The most restrictive forms of those laws — those that allow voters to cast a ballot only if a government-issued photo ID, such as a driver's license, is shown — are in effect in only four states: Kansas, Tennessee, Georgia and Indiana. Kansas and Tennessee passed their ID measures recently, while Indiana and Georgia have had theirs in place for a number of years.
Pennsylvania, Wisconsin and Texas sought to join those four states in time for Tuesday's election, but their efforts were blocked in court. In the case of Pennsylvania, a judge ruled that voters without a photo ID simply didn't have enough time to acquire one before Election Day, putting the legislation on hold until 2013 at the earliest.
Pennsylvania poll workers were allowed to request photo identification from voters, but had to let them vote if they couldn't — or wouldn't — provide it.
State officials have acknowledged that they received reports of voters inaccurately being told they must present a photo ID in order to vote.
"We got a few scattered reports of that. We turn those over to the counties. ... We don't know what came of them. We don't know if that actually happened," said Ron Ruman, spokesman for the Pennsylvania Department of State. "Hopefully, it wasn't the case."
Supporters of voter IDs in Pennsylvania and elsewhere argue that such measures are the only surefire way to stop fraud. They point to cases like the "Truth Monkey" being allowed to vote in Virginia on Tuesday despite having his face completely covered by a mask.
"That, in a microcosm, is the problem with [current] ID laws. Someone can go in with a mask and vote and not be challenged," said David Almasi, executive director of the National Center for Public Policy Research, which supports stricter voter-identification measures.

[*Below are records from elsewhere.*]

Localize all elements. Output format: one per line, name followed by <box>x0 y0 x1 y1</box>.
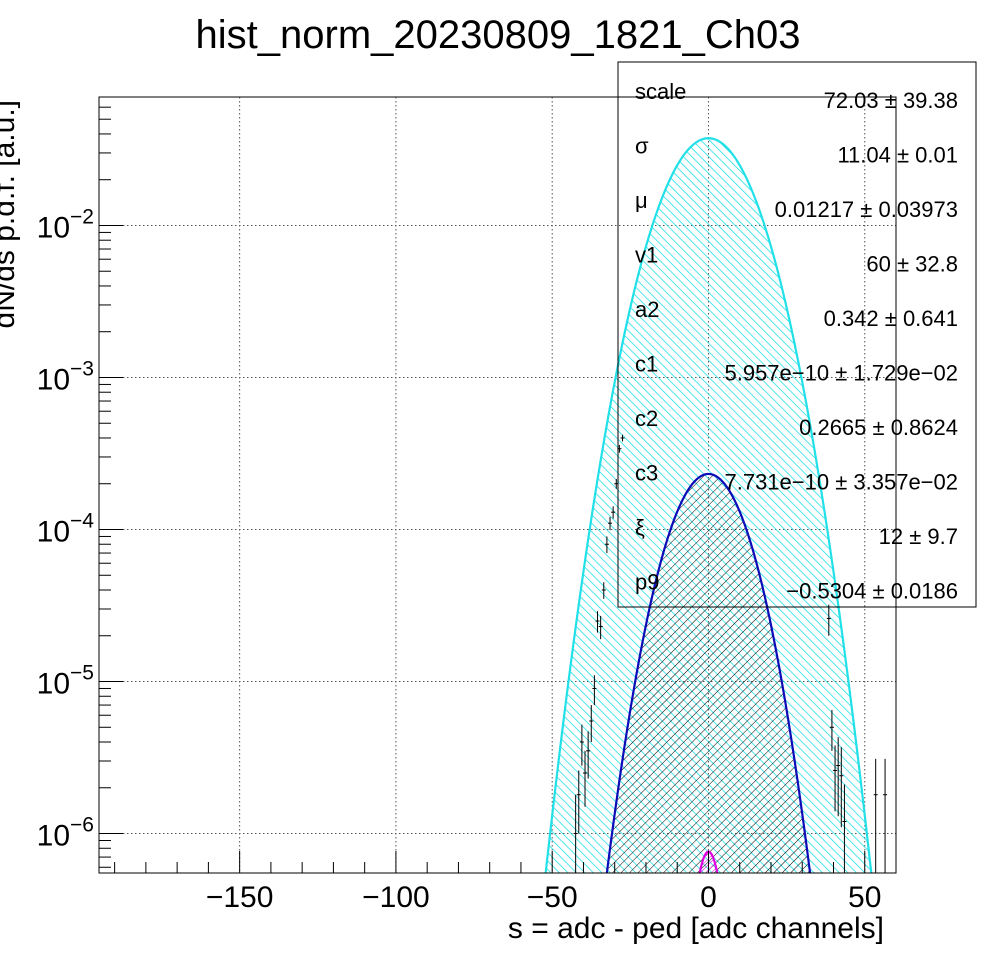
stat-name: a2 <box>635 297 659 322</box>
stat-name: c1 <box>635 352 658 377</box>
y-tick-exponent: −5 <box>70 662 94 685</box>
x-tick-labels: −150 −100 −50 0 50 <box>206 881 882 914</box>
stat-value: 11.04 ± 0.01 <box>837 143 958 168</box>
x-tick-label: −100 <box>362 881 430 914</box>
stat-value: 0.342 ± 0.641 <box>824 306 958 331</box>
fit-curve-total <box>544 137 873 873</box>
x-tick-label: −50 <box>527 881 578 914</box>
data-points <box>573 434 888 873</box>
stat-name: p9 <box>635 570 659 595</box>
x-tick-label: 50 <box>848 881 881 914</box>
stats-box: scale 72.03 ± 39.38 σ 11.04 ± 0.01 μ 0.01217 … <box>617 61 977 608</box>
curves <box>544 137 873 873</box>
y-tick-base: 10 <box>37 211 70 244</box>
y-tick-base: 10 <box>37 363 70 396</box>
x-axis-title: s = adc - ped [adc channels] <box>508 912 884 945</box>
stat-name: c2 <box>635 406 658 431</box>
y-tick-label: 10−6 <box>37 814 94 853</box>
y-tick-exponent: −2 <box>70 205 94 228</box>
stat-value: 12 ± 9.7 <box>879 524 958 549</box>
stat-name: v1 <box>635 243 658 268</box>
stat-value: 7.731e−10 ± 3.357e−02 <box>724 470 958 495</box>
stat-value: −0.5304 ± 0.0186 <box>786 579 958 604</box>
stat-value: 0.2665 ± 0.8624 <box>799 415 958 440</box>
y-tick-label: 10−3 <box>37 357 94 396</box>
y-tick-base: 10 <box>37 668 70 701</box>
y-tick-exponent: −6 <box>70 814 94 837</box>
y-tick-labels: 10−210−310−410−510−6 <box>37 205 95 852</box>
stat-name: c3 <box>635 461 658 486</box>
y-tick-label: 10−4 <box>37 509 95 548</box>
chart-title: hist_norm_20230809_1821_Ch03 <box>196 13 801 57</box>
stat-name: μ <box>635 188 648 213</box>
x-tick-label: −150 <box>206 881 274 914</box>
y-tick-base: 10 <box>37 515 70 548</box>
fit-curve-component-blue-fill <box>606 473 811 873</box>
x-tick-label: 0 <box>700 881 717 914</box>
y-axis-title: dN/ds p.d.f. [a.u.] <box>0 100 21 328</box>
stat-name: σ <box>635 134 649 159</box>
stat-name: ξ <box>635 515 645 540</box>
stat-value: 0.01217 ± 0.03973 <box>775 197 958 222</box>
stat-value: 60 ± 32.8 <box>866 252 958 277</box>
stat-value: 5.957e−10 ± 1.729e−02 <box>724 361 958 386</box>
tick-marks <box>99 96 897 873</box>
y-tick-exponent: −3 <box>70 357 94 380</box>
y-tick-label: 10−2 <box>37 205 94 244</box>
stat-value: 72.03 ± 39.38 <box>824 88 958 113</box>
plot-frame <box>98 96 897 874</box>
y-tick-exponent: −4 <box>70 509 94 532</box>
y-tick-base: 10 <box>37 820 70 853</box>
stat-name: scale <box>635 79 686 104</box>
y-tick-label: 10−5 <box>37 662 94 701</box>
stats-box-frame <box>617 61 977 608</box>
fit-curve-component-blue <box>605 472 812 873</box>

"It seems the only reason you wouldn't want to have voter-ID laws in place is if you wanted to make cheating easier," he said.
Others disagree and accuse states such as Pennsylvania of wanting to disenfranchise minority voters, who, statistics show, are much less likely to possess government-issued photo IDs.
Former Vermont Gov. Howard Dean, a favorite among liberal Democrats, took those charges a step further Tuesday, saying that voter suppression and harassment are central to the Republican strategy in key battleground states such as Pennsylvania and Ohio.
"Given the vote and the leading in the polls in Ohio, the only way [President Obama] can lose is if people are prevented from casting their ballots. Either by voting machines that aren't functioning right or other forms of harassment," he said during an interview on MSNBC.